Hello,
Sorry Adam, I'm going to argue for the opposite position on both questions ;-)
I don't think it's a good idea for add urls.py to startapp for three reasons:
a. Even though Django's built-in boilerplates (startprojet and startapp) are fairly minimal, I've seen many projets with the dummy models, admin or tests module committed in a bunch of apps, creating noise. More files will make that problem worse. (I'll admit I'm not a huge fan of boilerplates in general.)
b. Some developers like giving each app its own URL space. Others prefer keeping all URLs in a central location. Small projects can stick with the simplest thing that works and a central URLconf does the job up to a few dozen routes. Large projects, by the time they become large, have had the time to understand the tradeoffs and figure out what structure works best for them. I think startapp is most useful to people with little Django experience and splitting urls.py is a premature optimization for them.
c. Unlike admin.py which is autodiscovered, urls.py won't do anything until it's referenced from the main URLconf.
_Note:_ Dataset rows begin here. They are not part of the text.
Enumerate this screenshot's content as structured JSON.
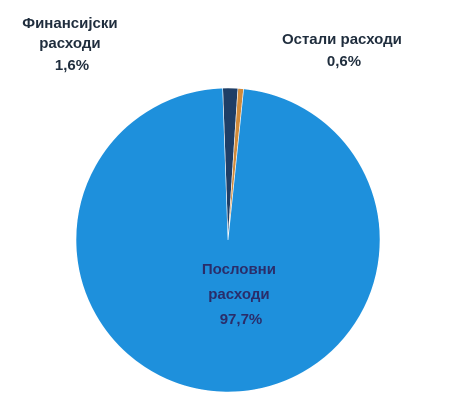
{
  "chart_data": {
    "type": "pie",
    "categories": [
      "Пословни расходи",
      "Финансијски расходи",
      "Остали расходи"
    ],
    "values": [
      97.7,
      1.6,
      0.6
    ],
    "value_labels": [
      "97,7%",
      "1,6%",
      "0,6%"
    ],
    "label_lines": [
      [
        "Пословни",
        "расходи",
        "97,7%"
      ],
      [
        "Финансијски",
        "расходи",
        "1,6%"
      ],
      [
        "Остали расходи",
        "0,6%"
      ]
    ],
    "colors": [
      "#1e90dc",
      "#1f3e66",
      "#d08a3a"
    ],
    "title": "",
    "legend": "none"
  }
}
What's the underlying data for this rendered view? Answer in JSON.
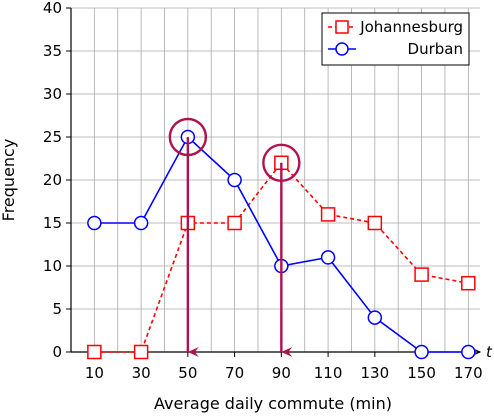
{
  "chart_data": {
    "type": "line",
    "xlabel": "Average daily commute (min)",
    "ylabel": "Frequency",
    "axis_end_label": "t",
    "x": [
      10,
      30,
      50,
      70,
      90,
      110,
      130,
      150,
      170
    ],
    "xlim": [
      0,
      175
    ],
    "ylim": [
      0,
      40
    ],
    "yticks": [
      0,
      5,
      10,
      15,
      20,
      25,
      30,
      35,
      40
    ],
    "grid": true,
    "legend_position": "top-right",
    "series": [
      {
        "name": "Johannesburg",
        "color": "#ff0000",
        "marker": "square",
        "line_style": "dashed",
        "values": [
          0,
          0,
          15,
          15,
          22,
          16,
          15,
          9,
          8
        ]
      },
      {
        "name": "Durban",
        "color": "#0000ff",
        "marker": "circle",
        "line_style": "solid",
        "values": [
          15,
          15,
          25,
          20,
          10,
          11,
          4,
          0,
          0
        ]
      }
    ],
    "annotations": [
      {
        "type": "circled-peak-with-arrow",
        "x": 50,
        "y": 25,
        "series": "Durban",
        "color": "#b0124f"
      },
      {
        "type": "circled-peak-with-arrow",
        "x": 90,
        "y": 22,
        "series": "Johannesburg",
        "color": "#b0124f"
      }
    ]
  }
}
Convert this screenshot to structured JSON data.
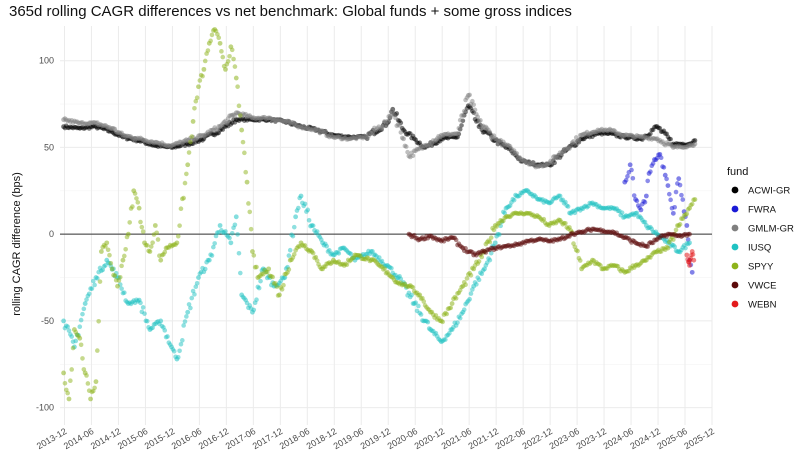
{
  "chart_data": {
    "type": "scatter",
    "title": "365d rolling CAGR differences vs net benchmark: Global funds + some gross indices",
    "xlabel": "",
    "ylabel": "rolling CAGR difference (bps)",
    "ylim": [
      -110,
      120
    ],
    "yticks": [
      -100,
      -50,
      0,
      50,
      100
    ],
    "xlim": [
      "2013-11",
      "2025-12"
    ],
    "xticks": [
      "2013-12",
      "2014-06",
      "2014-12",
      "2015-06",
      "2015-12",
      "2016-06",
      "2016-12",
      "2017-06",
      "2017-12",
      "2018-06",
      "2018-12",
      "2019-06",
      "2019-12",
      "2020-06",
      "2020-12",
      "2021-06",
      "2021-12",
      "2022-06",
      "2022-12",
      "2023-06",
      "2023-12",
      "2024-06",
      "2024-12",
      "2025-06",
      "2025-12"
    ],
    "hline": 0,
    "legend": {
      "title": "fund",
      "position": "right"
    },
    "series": [
      {
        "name": "ACWI-GR",
        "color": "#000000",
        "points": [
          [
            2013.9,
            62
          ],
          [
            2014.2,
            61
          ],
          [
            2014.5,
            62
          ],
          [
            2014.8,
            59
          ],
          [
            2015.0,
            56
          ],
          [
            2015.3,
            54
          ],
          [
            2015.6,
            51
          ],
          [
            2015.9,
            50
          ],
          [
            2016.2,
            52
          ],
          [
            2016.5,
            55
          ],
          [
            2016.8,
            60
          ],
          [
            2017.1,
            66
          ],
          [
            2017.4,
            66
          ],
          [
            2017.7,
            66
          ],
          [
            2018.0,
            65
          ],
          [
            2018.3,
            62
          ],
          [
            2018.6,
            60
          ],
          [
            2018.9,
            57
          ],
          [
            2019.2,
            56
          ],
          [
            2019.5,
            56
          ],
          [
            2019.9,
            64
          ],
          [
            2020.0,
            72
          ],
          [
            2020.2,
            60
          ],
          [
            2020.4,
            55
          ],
          [
            2020.6,
            50
          ],
          [
            2020.9,
            55
          ],
          [
            2021.2,
            56
          ],
          [
            2021.4,
            74
          ],
          [
            2021.6,
            62
          ],
          [
            2021.9,
            54
          ],
          [
            2022.2,
            48
          ],
          [
            2022.4,
            42
          ],
          [
            2022.7,
            40
          ],
          [
            2022.9,
            40
          ],
          [
            2023.2,
            48
          ],
          [
            2023.5,
            55
          ],
          [
            2023.8,
            58
          ],
          [
            2024.0,
            58
          ],
          [
            2024.3,
            56
          ],
          [
            2024.6,
            55
          ],
          [
            2024.9,
            62
          ],
          [
            2025.2,
            52
          ],
          [
            2025.5,
            52
          ],
          [
            2025.6,
            54
          ]
        ]
      },
      {
        "name": "FWRA",
        "color": "#1a1ad6",
        "points": [
          [
            2024.3,
            30
          ],
          [
            2024.4,
            40
          ],
          [
            2024.5,
            20
          ],
          [
            2024.6,
            14
          ],
          [
            2024.7,
            22
          ],
          [
            2024.75,
            35
          ],
          [
            2024.85,
            43
          ],
          [
            2024.95,
            46
          ],
          [
            2025.05,
            34
          ],
          [
            2025.1,
            28
          ],
          [
            2025.2,
            12
          ],
          [
            2025.3,
            32
          ],
          [
            2025.4,
            13
          ],
          [
            2025.45,
            5
          ],
          [
            2025.5,
            -15
          ],
          [
            2025.55,
            -22
          ]
        ]
      },
      {
        "name": "GMLM-GR",
        "color": "#7f7f7f",
        "points": [
          [
            2013.9,
            66
          ],
          [
            2014.2,
            64
          ],
          [
            2014.5,
            64
          ],
          [
            2014.8,
            61
          ],
          [
            2015.0,
            57
          ],
          [
            2015.3,
            55
          ],
          [
            2015.6,
            53
          ],
          [
            2015.9,
            51
          ],
          [
            2016.2,
            54
          ],
          [
            2016.5,
            57
          ],
          [
            2016.8,
            62
          ],
          [
            2017.1,
            70
          ],
          [
            2017.4,
            67
          ],
          [
            2017.7,
            67
          ],
          [
            2018.0,
            65
          ],
          [
            2018.3,
            62
          ],
          [
            2018.6,
            60
          ],
          [
            2018.9,
            56
          ],
          [
            2019.2,
            55
          ],
          [
            2019.5,
            56
          ],
          [
            2019.9,
            65
          ],
          [
            2020.0,
            71
          ],
          [
            2020.2,
            55
          ],
          [
            2020.3,
            45
          ],
          [
            2020.6,
            51
          ],
          [
            2020.9,
            57
          ],
          [
            2021.2,
            58
          ],
          [
            2021.4,
            80
          ],
          [
            2021.6,
            65
          ],
          [
            2021.9,
            55
          ],
          [
            2022.2,
            49
          ],
          [
            2022.4,
            43
          ],
          [
            2022.7,
            39
          ],
          [
            2022.9,
            41
          ],
          [
            2023.2,
            49
          ],
          [
            2023.5,
            57
          ],
          [
            2023.8,
            60
          ],
          [
            2024.0,
            60
          ],
          [
            2024.3,
            57
          ],
          [
            2024.6,
            56
          ],
          [
            2024.9,
            55
          ],
          [
            2025.2,
            50
          ],
          [
            2025.5,
            51
          ],
          [
            2025.6,
            52
          ]
        ]
      },
      {
        "name": "IUSQ",
        "color": "#1fc2c2",
        "points": [
          [
            2013.9,
            -50
          ],
          [
            2014.1,
            -65
          ],
          [
            2014.3,
            -40
          ],
          [
            2014.5,
            -25
          ],
          [
            2014.7,
            -15
          ],
          [
            2014.9,
            -25
          ],
          [
            2015.1,
            -40
          ],
          [
            2015.3,
            -38
          ],
          [
            2015.5,
            -55
          ],
          [
            2015.7,
            -50
          ],
          [
            2015.9,
            -65
          ],
          [
            2016.0,
            -72
          ],
          [
            2016.2,
            -45
          ],
          [
            2016.4,
            -25
          ],
          [
            2016.6,
            -15
          ],
          [
            2016.8,
            5
          ],
          [
            2017.0,
            -5
          ],
          [
            2017.1,
            10
          ],
          [
            2017.2,
            -35
          ],
          [
            2017.4,
            -45
          ],
          [
            2017.6,
            -20
          ],
          [
            2017.8,
            -30
          ],
          [
            2018.0,
            -25
          ],
          [
            2018.2,
            10
          ],
          [
            2018.3,
            22
          ],
          [
            2018.5,
            5
          ],
          [
            2018.7,
            -5
          ],
          [
            2018.9,
            -12
          ],
          [
            2019.1,
            -8
          ],
          [
            2019.3,
            -15
          ],
          [
            2019.6,
            -10
          ],
          [
            2019.9,
            -18
          ],
          [
            2020.1,
            -25
          ],
          [
            2020.4,
            -40
          ],
          [
            2020.7,
            -55
          ],
          [
            2020.9,
            -62
          ],
          [
            2021.1,
            -55
          ],
          [
            2021.3,
            -45
          ],
          [
            2021.5,
            -30
          ],
          [
            2021.7,
            -20
          ],
          [
            2021.9,
            -5
          ],
          [
            2022.1,
            15
          ],
          [
            2022.3,
            22
          ],
          [
            2022.5,
            25
          ],
          [
            2022.7,
            20
          ],
          [
            2022.9,
            18
          ],
          [
            2023.1,
            22
          ],
          [
            2023.3,
            12
          ],
          [
            2023.5,
            15
          ],
          [
            2023.7,
            18
          ],
          [
            2023.9,
            15
          ],
          [
            2024.1,
            15
          ],
          [
            2024.3,
            10
          ],
          [
            2024.5,
            12
          ],
          [
            2024.7,
            5
          ],
          [
            2024.9,
            0
          ],
          [
            2025.1,
            -5
          ],
          [
            2025.3,
            -10
          ],
          [
            2025.5,
            -5
          ]
        ]
      },
      {
        "name": "SPYY",
        "color": "#8db31b",
        "points": [
          [
            2013.9,
            -80
          ],
          [
            2014.0,
            -95
          ],
          [
            2014.1,
            -55
          ],
          [
            2014.2,
            -60
          ],
          [
            2014.3,
            -80
          ],
          [
            2014.4,
            -95
          ],
          [
            2014.5,
            -85
          ],
          [
            2014.6,
            -10
          ],
          [
            2014.7,
            -5
          ],
          [
            2014.8,
            -20
          ],
          [
            2014.9,
            -30
          ],
          [
            2015.0,
            -15
          ],
          [
            2015.1,
            0
          ],
          [
            2015.2,
            25
          ],
          [
            2015.3,
            15
          ],
          [
            2015.4,
            -5
          ],
          [
            2015.5,
            -10
          ],
          [
            2015.6,
            5
          ],
          [
            2015.7,
            -15
          ],
          [
            2015.8,
            -8
          ],
          [
            2016.0,
            -5
          ],
          [
            2016.2,
            40
          ],
          [
            2016.3,
            65
          ],
          [
            2016.4,
            85
          ],
          [
            2016.5,
            95
          ],
          [
            2016.6,
            110
          ],
          [
            2016.7,
            118
          ],
          [
            2016.8,
            110
          ],
          [
            2016.9,
            95
          ],
          [
            2017.0,
            108
          ],
          [
            2017.1,
            90
          ],
          [
            2017.2,
            60
          ],
          [
            2017.3,
            30
          ],
          [
            2017.4,
            -10
          ],
          [
            2017.5,
            -25
          ],
          [
            2017.7,
            -20
          ],
          [
            2017.9,
            -35
          ],
          [
            2018.1,
            -15
          ],
          [
            2018.3,
            -5
          ],
          [
            2018.5,
            -10
          ],
          [
            2018.7,
            -20
          ],
          [
            2018.9,
            -15
          ],
          [
            2019.1,
            -18
          ],
          [
            2019.3,
            -12
          ],
          [
            2019.6,
            -15
          ],
          [
            2019.9,
            -22
          ],
          [
            2020.1,
            -28
          ],
          [
            2020.3,
            -30
          ],
          [
            2020.5,
            -35
          ],
          [
            2020.7,
            -45
          ],
          [
            2020.9,
            -50
          ],
          [
            2021.1,
            -40
          ],
          [
            2021.3,
            -30
          ],
          [
            2021.5,
            -20
          ],
          [
            2021.7,
            -10
          ],
          [
            2021.9,
            5
          ],
          [
            2022.1,
            10
          ],
          [
            2022.3,
            12
          ],
          [
            2022.5,
            12
          ],
          [
            2022.7,
            10
          ],
          [
            2022.9,
            5
          ],
          [
            2023.1,
            8
          ],
          [
            2023.3,
            2
          ],
          [
            2023.5,
            -20
          ],
          [
            2023.7,
            -15
          ],
          [
            2023.9,
            -20
          ],
          [
            2024.1,
            -18
          ],
          [
            2024.3,
            -22
          ],
          [
            2024.5,
            -18
          ],
          [
            2024.7,
            -15
          ],
          [
            2024.9,
            -10
          ],
          [
            2025.1,
            -8
          ],
          [
            2025.3,
            5
          ],
          [
            2025.5,
            15
          ],
          [
            2025.6,
            20
          ]
        ]
      },
      {
        "name": "VWCE",
        "color": "#5c0a0a",
        "points": [
          [
            2020.3,
            0
          ],
          [
            2020.5,
            -3
          ],
          [
            2020.7,
            -1
          ],
          [
            2020.9,
            -4
          ],
          [
            2021.1,
            -2
          ],
          [
            2021.3,
            -8
          ],
          [
            2021.5,
            -12
          ],
          [
            2021.7,
            -10
          ],
          [
            2021.9,
            -8
          ],
          [
            2022.1,
            -7
          ],
          [
            2022.3,
            -6
          ],
          [
            2022.5,
            -4
          ],
          [
            2022.7,
            -3
          ],
          [
            2022.9,
            -4
          ],
          [
            2023.1,
            -3
          ],
          [
            2023.3,
            0
          ],
          [
            2023.5,
            1
          ],
          [
            2023.7,
            3
          ],
          [
            2023.9,
            2
          ],
          [
            2024.1,
            1
          ],
          [
            2024.3,
            -2
          ],
          [
            2024.5,
            -5
          ],
          [
            2024.7,
            -7
          ],
          [
            2024.9,
            -3
          ],
          [
            2025.1,
            0
          ],
          [
            2025.3,
            -1
          ],
          [
            2025.5,
            0
          ]
        ]
      },
      {
        "name": "WEBN",
        "color": "#e31a1c",
        "points": [
          [
            2025.45,
            -12
          ],
          [
            2025.48,
            -16
          ],
          [
            2025.5,
            -18
          ],
          [
            2025.52,
            -14
          ],
          [
            2025.55,
            -10
          ],
          [
            2025.58,
            -15
          ]
        ]
      }
    ]
  }
}
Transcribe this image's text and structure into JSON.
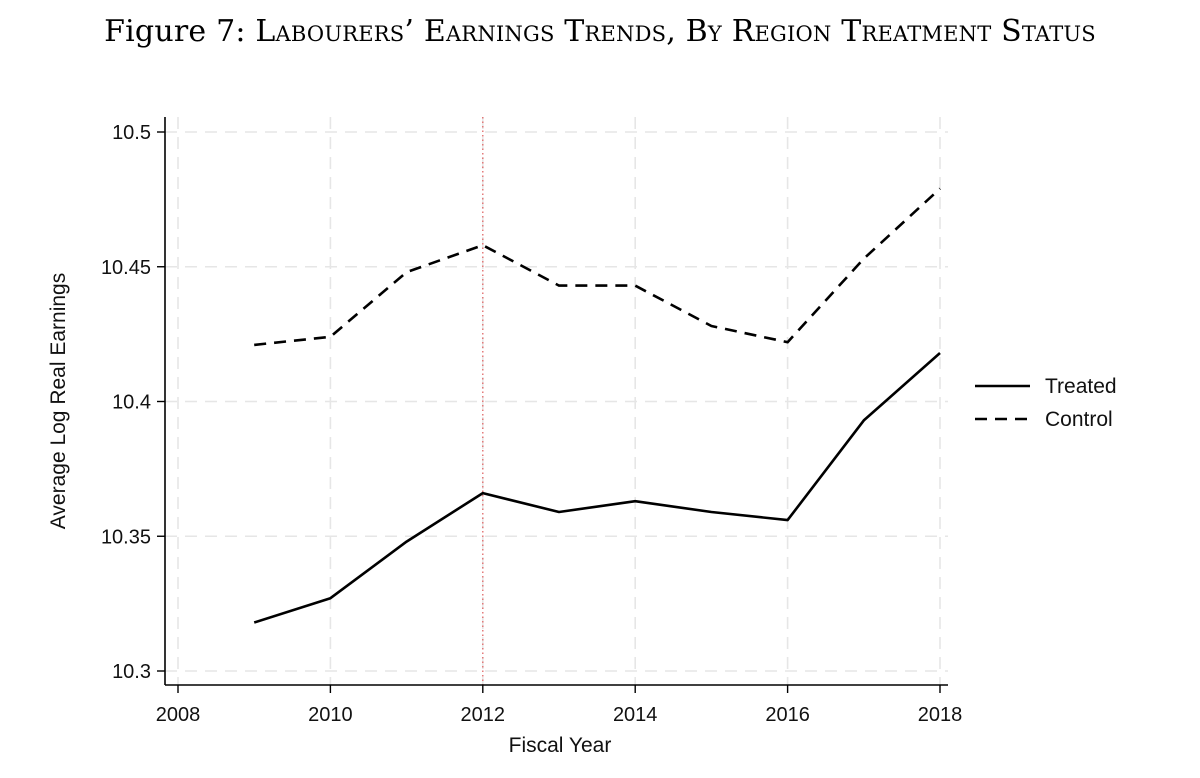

It would be misleading to add a module that doesn't work. I think the potential for confusion may outweigh the usefulness.
Regarding the target directory of startproject, I'm in favor of the proposal. Here's the background:
The default behavior keeps biting me, even though I no longer qualify myself as a Django newbie, and I'm not the only one who finds it surprising. Unix commands operate in the current directory unless told otherwise: example: `ls` vs. `ls path/to/directory`.
Certainly files can be moved around after the fact — I do it every time — but this doesn't excuse the counter-intuitive API. I don't have the energy to argue for breaking backwards-compatibility here. But I'm strongly in favour of acknowledging this bug in the documentation (I haven't checked what it looks like currently).